FIG. 8 is a schematic diagram illustrating the structure of another example of a conventional microwave heating device.

[Explanation of symbols]

 DESCRIPTION OF SYMBOLS 1 Heating housing 1a Upper housing 1b Lower housing 2 Tray 3 Heated object 5 Magnetron 5a Magnetron antenna 6 Waveguide 7 Gas discharge part 8 Magnetron power supply 10 Pressurization system part 17 Antenna 18 Coaxial waveguide 181 Inner conductor 182 Outer conductor 183 Insulator 184 Flange 19 Rotation drive unit 21 Holding structure 23 O-ring.

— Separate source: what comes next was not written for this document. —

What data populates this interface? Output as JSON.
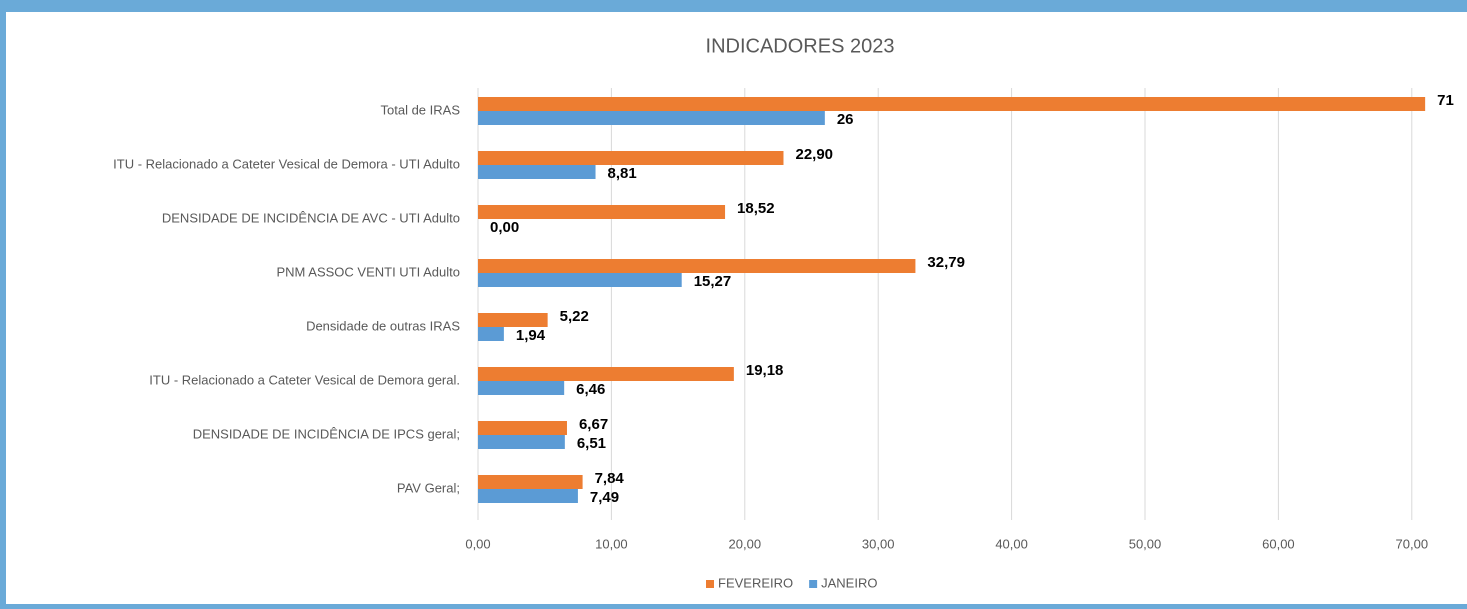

Continued on the front page (72) Inventor Tohru Moriike 3350 Hayano, Mobara-shi, Chiba F-term (reference) in Hitachi Electronics Devices, Ltd. BB13 CA01 DA04 EA01 EA03 EB03 EB29

Claims (6)

[Claims] A heating housing having a space for accommodating an object to be heated, a microwave power supply for supplying microwave power to the interior of the heating housing, and a microwave power supply; A waveguide coupled to the power supply unit, a coaxial waveguide coupled at one end to the waveguide and coupled at the other end to an antenna disposed in the heating housing, A microwave heating device, comprising: a rotation drive unit for rotating a tube and the antenna; and a pressurizing system unit for increasing the pressure inside the housing for heating. 2. The microwave heating apparatus according to claim 1, wherein said heating housing is composed of an aggregate of a plurality of housing components. 3. The microwave heating apparatus according to claim 1, wherein said heating housing has an upper housing in which said antenna is arranged and a lower housing for housing an object to be heated. . 4. The microwave heating apparatus according to claim 1, wherein said antenna is coupled to an inner conductor of said coaxial waveguide. 5. A heating housing portion having a space for accommodating an object to be heated, a microwave power supply portion for supplying microwave power to the inside of the heating housing portion, and a microwave power supply portion. A waveguide coupled to the power supply unit, a coaxial waveguide coupled at one end to the waveguide and coupled at the other end to an antenna disposed in the heating housing, A rotation drive unit for rotating the tube and the antenna, and a pressurizing system unit for increasing the pressure inside the heating housing, and inserting the object to be heated into the heating housing unit. A microwave heating apparatus, wherein the microwave power supply unit is operated intermittently when performing microwave heating. 6. The microwave heating apparatus according to claim 5, wherein the pressurizing system section is intermittently operated in conjunction with the intermittent operation of the microwave power supply section.